Die Realitätsnähe eines Rechenmodells läßt sich am besten dadurch überprüfen, daß mit ihm nicht nur in die ungewisse Zukunft, sondern auch in die bereits stattgefundene Vergangenheit gerechnet wird. Das UPI-Institut hat deshalb mit dem Modellansatz von Wermuth die Entwicklung des Fahrradverkehrs in Heidelberg von 1976 bis 1988 berechnet. Dabei wurde, ausgehend vom Ausgangsjahr 1976, eine Prognose des Fahrradverkehr bis zum Jahr 1988 gerechnet. Das Ergebnis ist eine Zunahme des Fahrradverkehrs um knapp 10 %. Tatsächlich nahm der Fahrradverkehr in diesem Zeitraum jedoch um 410 % zu. Ursache waren die  Einrichtung von Tempo 30 in allen Wohngebieten und auf einigen Hauptstraßen und die (heute in den meisten Fällen nicht mehr für sinnvoll gehaltene) Anlage von Fahrradwegen auf vielen Gehwegen durch Abmarkierung.

radsim.gif (16888 Byte)

Ähnliches gilt für die Attraktivitäts- und Imagesteigerung des Öffentlichen Verkehrs. Werden Maßnahmen zur Bevorrechtigung des Öffentlichen Verkehrs durchgeführt, wirkt sich dies im Modell lediglich in Form der physikalischen Verkürzung der Reisezeit aus. Psychologische Effekte (z.B. tägliches Vorbeifahren am Autostau im Bus auf einer Busspur oder in der Straßenbahn bei Bevorrechtigung des Öffentlichen Verkehrs) bleiben unberücksichtigt.

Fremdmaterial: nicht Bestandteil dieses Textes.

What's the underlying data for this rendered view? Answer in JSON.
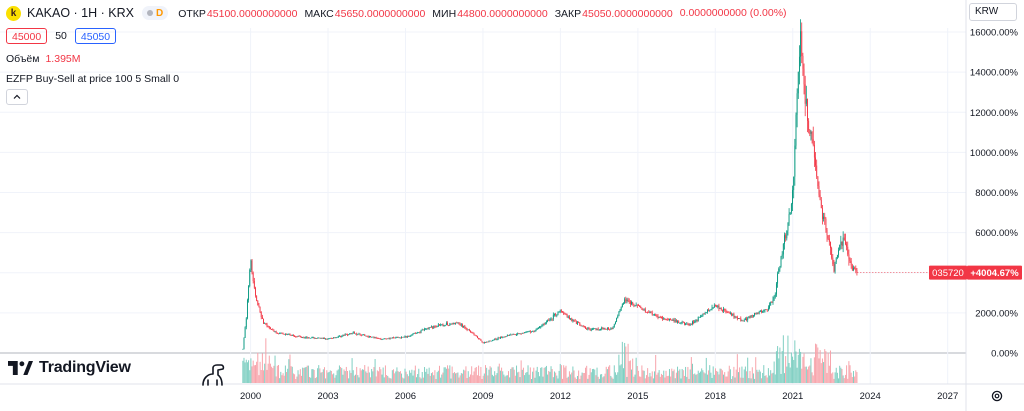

Entsprechend wird im Modell zwischen Straßenbahn und Bus von der Attraktivität her kein Unterschied gemacht, obwohl bekannt ist, daß schienengebundene Verkehrsmittel für die Fahrgäste eine höhere Attraktivität aufweisen als Busse. Gezählt wird im Rechenmodell nur die physikalische Reisezeit.

Auch dies unterschätzt die Umsteige-Effekte in Testfall 2 und in Planfall 3, die einen deutlichen Ausbau des Straßenbahnnetzes vorsehen.

Die vom Modell nicht erfaßten Effekte wirken alle in der Richtung, daß die Wirkungen des Testfalls 2 und des Planfalls 3 (deutliche Förderung des Umweltverbundes bei gleichzeitigen verkehrsdämpfenden Maßnahmen im MIV) unterschätzt werden.

Trotz dieser Einschränkungen des Rechenmodells und des Verfahrens bei der Berechnung der Test- und Planfälle stellen die Ergebnisse eine gute Datenbasis dar, um die Wirkung unterschiedlicher Maßnahmenkonzepte, vor allem im MIV-Bereich, miteinander vergleichen zu können. Maßnahmen zur Förderung des nicht-motorisierten Verkehrs und des Straßenbahnverkehrs werden in den Berechnungen dagegen unterschätzt.